23 Aout 2006Philippe Bolopion
Les règles d'engagement provisoires de la Force intérimaire des Nations unies au Liban (Finul), dont Le Monde a obtenu une copie, autorisent les casques bleus à ouvrir le feu pour se défendre, protéger les civils, ou désarmer les miliciens qui se trouveraient sur leur passage.
Les 15 000 soldats, qui seront placés sous le drapeau onusien, n'auront toutefois pas pour mission de rechercher activement les armes du Hezbollah, ni de s'interposer en cas de reprise des combats.
Le document de 21 pages, marqué "UN restricted" et distribué à tous les pays intéressés vendredi 18 août, affirme que la Finul renforcée opère selon des principes "de nature principalement défensive", mais qui "autorisent l'usage d'une force appropriée et crédible (...) si nécessaire". Ces règles d'engagement préservent sans ambiguïté le droit "inhérent" à l'autodéfense des casques bleus.
Au-delà, l'usage de la force est autorisé pour empêcher que la zone-tampon, entre la "ligne bleue" et le fleuve Litani, soit "utilisée pour des activités hostiles", pour "résister" à des tentatives de faire obstacle au mandat de la Finul ou pour "protéger les civils sous la menace imminente de violence physique". L'usage de la force doit être toutefois "proportionnel".
Le "Concept d'opération", un autre document provisoire, marqué "UN confidential", établit clairement qu'il revient aux forces armées libanaises de "prendre le contrôle" de la zone- tampon et de "désarmer le Hezbollah". L'ONU pourra cependant développer "des opérations d'information efficaces pour contrer la propagande du Hezbollah".
"Nous n'irons pas activement à la recherche des armes du Hezbollah", explique un haut responsable onusien qui ajoute : "Mais si, lors d'une patrouille, on tombe sur une cache, notre mandat est de saisir ces roquettes", poursuit-il.

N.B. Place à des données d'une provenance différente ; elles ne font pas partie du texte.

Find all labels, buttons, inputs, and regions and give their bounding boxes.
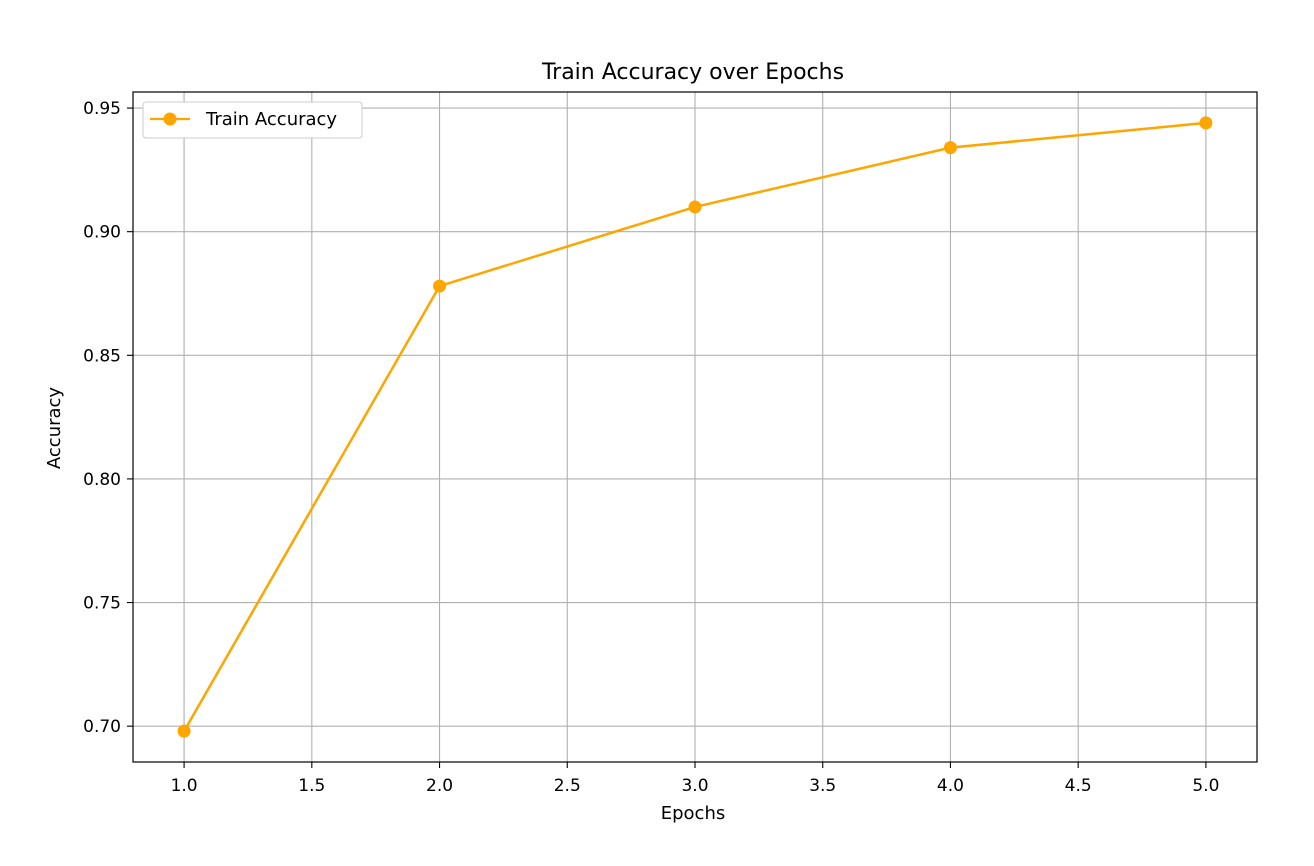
data-point [1199, 116, 1213, 130]
x-tick-label: 2.0 [426, 776, 453, 796]
data-point [433, 279, 447, 293]
y-axis-ticks: 0.70 0.75 0.80 0.85 0.90 0.95 [83, 99, 133, 737]
grid-lines [133, 92, 1257, 762]
y-tick-label: 0.90 [83, 223, 121, 243]
data-point [688, 200, 702, 214]
data-series [177, 116, 1213, 738]
x-tick-label: 1.5 [298, 776, 325, 796]
x-tick-label: 3.5 [809, 776, 836, 796]
y-tick-label: 0.95 [83, 99, 121, 119]
chart-title: Train Accuracy over Epochs [541, 60, 844, 85]
y-tick-label: 0.75 [83, 594, 121, 614]
data-point [943, 141, 957, 155]
x-tick-label: 3.0 [681, 776, 708, 796]
legend-marker [163, 112, 177, 126]
x-tick-label: 5.0 [1192, 776, 1219, 796]
data-point [177, 724, 191, 738]
y-tick-label: 0.80 [83, 470, 121, 490]
y-tick-label: 0.85 [83, 346, 121, 366]
legend: Train Accuracy [142, 101, 363, 139]
y-axis-label: Accuracy [44, 387, 65, 470]
y-tick-label: 0.70 [83, 717, 121, 737]
x-tick-label: 2.5 [554, 776, 581, 796]
x-axis-ticks: 1.0 1.5 2.0 2.5 3.0 3.5 4.0 4.5 5.0 [171, 762, 1219, 796]
legend-box [142, 101, 363, 139]
legend-label: Train Accuracy [205, 109, 337, 130]
x-tick-label: 4.0 [937, 776, 964, 796]
x-axis-label: Epochs [661, 803, 726, 824]
x-tick-label: 1.0 [171, 776, 198, 796]
x-tick-label: 4.5 [1065, 776, 1092, 796]
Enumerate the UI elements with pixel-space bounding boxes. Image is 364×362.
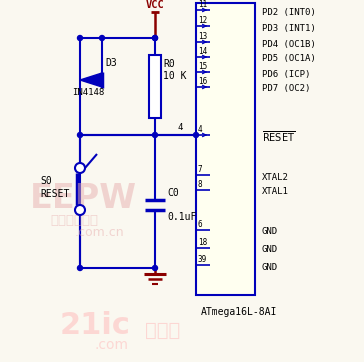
Text: PD4 (OC1B): PD4 (OC1B) bbox=[262, 39, 316, 49]
Text: XTAL1: XTAL1 bbox=[262, 188, 289, 197]
Text: 电子网: 电子网 bbox=[145, 320, 180, 340]
Text: R0: R0 bbox=[163, 59, 175, 69]
Bar bbox=[149, 55, 161, 118]
Text: 4: 4 bbox=[198, 125, 203, 134]
Text: 8: 8 bbox=[198, 180, 203, 189]
Text: PD7 (OC2): PD7 (OC2) bbox=[262, 84, 310, 93]
Text: C0: C0 bbox=[167, 188, 179, 198]
Text: EEPW: EEPW bbox=[30, 181, 137, 215]
Text: 15: 15 bbox=[198, 62, 207, 71]
Text: RESET: RESET bbox=[40, 189, 70, 199]
Text: 7: 7 bbox=[198, 165, 203, 174]
Text: 39: 39 bbox=[198, 255, 207, 264]
Circle shape bbox=[78, 265, 83, 270]
Text: 21ic: 21ic bbox=[60, 311, 131, 340]
Circle shape bbox=[153, 265, 158, 270]
Circle shape bbox=[153, 35, 158, 41]
Circle shape bbox=[78, 35, 83, 41]
Text: XTAL2: XTAL2 bbox=[262, 173, 289, 181]
Text: D3: D3 bbox=[105, 58, 117, 68]
Text: GND: GND bbox=[262, 227, 278, 236]
Text: 0.1uF: 0.1uF bbox=[167, 212, 196, 222]
Circle shape bbox=[194, 132, 198, 138]
Circle shape bbox=[153, 35, 158, 41]
Circle shape bbox=[75, 163, 85, 173]
Bar bbox=[196, 3, 255, 295]
Polygon shape bbox=[80, 73, 102, 87]
Text: .com: .com bbox=[95, 338, 129, 352]
Text: 18: 18 bbox=[198, 238, 207, 247]
Text: PD6 (ICP): PD6 (ICP) bbox=[262, 70, 310, 79]
Text: PD5 (OC1A): PD5 (OC1A) bbox=[262, 55, 316, 63]
Circle shape bbox=[78, 132, 83, 138]
Text: VCC: VCC bbox=[146, 0, 165, 10]
Text: 13: 13 bbox=[198, 32, 207, 41]
Text: 6: 6 bbox=[198, 220, 203, 229]
Text: 10 K: 10 K bbox=[163, 71, 186, 81]
Circle shape bbox=[99, 35, 104, 41]
Text: 16: 16 bbox=[198, 77, 207, 86]
Circle shape bbox=[75, 205, 85, 215]
Text: S0: S0 bbox=[40, 176, 52, 186]
Text: IN4148: IN4148 bbox=[72, 88, 104, 97]
Text: $\overline{\mathrm{RESET}}$: $\overline{\mathrm{RESET}}$ bbox=[262, 130, 295, 144]
Text: GND: GND bbox=[262, 262, 278, 272]
Text: 12: 12 bbox=[198, 16, 207, 25]
Text: PD2 (INT0): PD2 (INT0) bbox=[262, 8, 316, 17]
Circle shape bbox=[153, 132, 158, 138]
Text: GND: GND bbox=[262, 245, 278, 254]
Text: ATmega16L-8AI: ATmega16L-8AI bbox=[201, 307, 277, 317]
Text: PD3 (INT1): PD3 (INT1) bbox=[262, 24, 316, 33]
Text: 电子产品世界: 电子产品世界 bbox=[50, 214, 98, 227]
Text: 11: 11 bbox=[198, 0, 207, 9]
Text: 4: 4 bbox=[177, 123, 183, 132]
Text: 14: 14 bbox=[198, 47, 207, 56]
Text: .com.cn: .com.cn bbox=[75, 227, 124, 240]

La Finul va également établir des check-points fixes et mobiles. "Si un camion passe avec des armes, on l'arrête", explique ce responsable militaire onusien. L'armée libanaise serait alors appelée à intervenir. "Si le véhicule tente de passer en force, nous utiliserons la force létale", prévient-il.
"TROUVER DES CONTRE-MESURES"
Au quotidien, les casques bleus devront, selon cette source, "patrouiller les rues, de jour comme de nuit, montrer leur présence, être en prise avec ce qui se passe dans la région". Si la Finul observe des hommes du Hezbollah en train de lancer une roquette sur Israël, elle fera appel à l'armée libanaise, et ne devrait pas, selon cette source, user de la force, quand bien même une interprétation stricte de son mandat l'y autoriserait.
De même, en cas de raid israélien au Liban, et de réplique libanaise, la Finul resterait "en dehors". "Nous ne nous interposerions pas, nous tenterions de les arrêter par d'autres moyens", poursuit le fonctionnaire onusien. "Mais si Israël vise des civils, nous devrions trouver des contre-mesures, en bloquant des voies d'accès ou en mettant en place des observateurs, même si c'est très dangereux", affirme-t-il.
A la demande du Liban, et contrairement au souhait d'Israël, la résolution 1701, qui a renforcé la Finul, n'est pas sous le chapitre VII de la Charte des Nations unies, qui permet un usage de la force plus libre que le chapitre VI, reposant sur le consentement des parties. Mais la Finul a "un chapitre VI robuste", explique un haut responsable onusien, selon lequel l'ONU "a pris des morceaux du chapitre VII et les a placés dans les règles d'engagement".
Le commandement de la force rapportera directement au chef du maintien de la paix de l'ONU, le Français Jean-Marie Guéhenno, lui-même sous l'autorité de Kofi Annan. "Le commandant de la force a beaucoup d'autonomie", assure le responsable onusien, selon lequel "il n'est pas possible d'être assis à New York et de dicter les détails de toutes les actions" de la future force.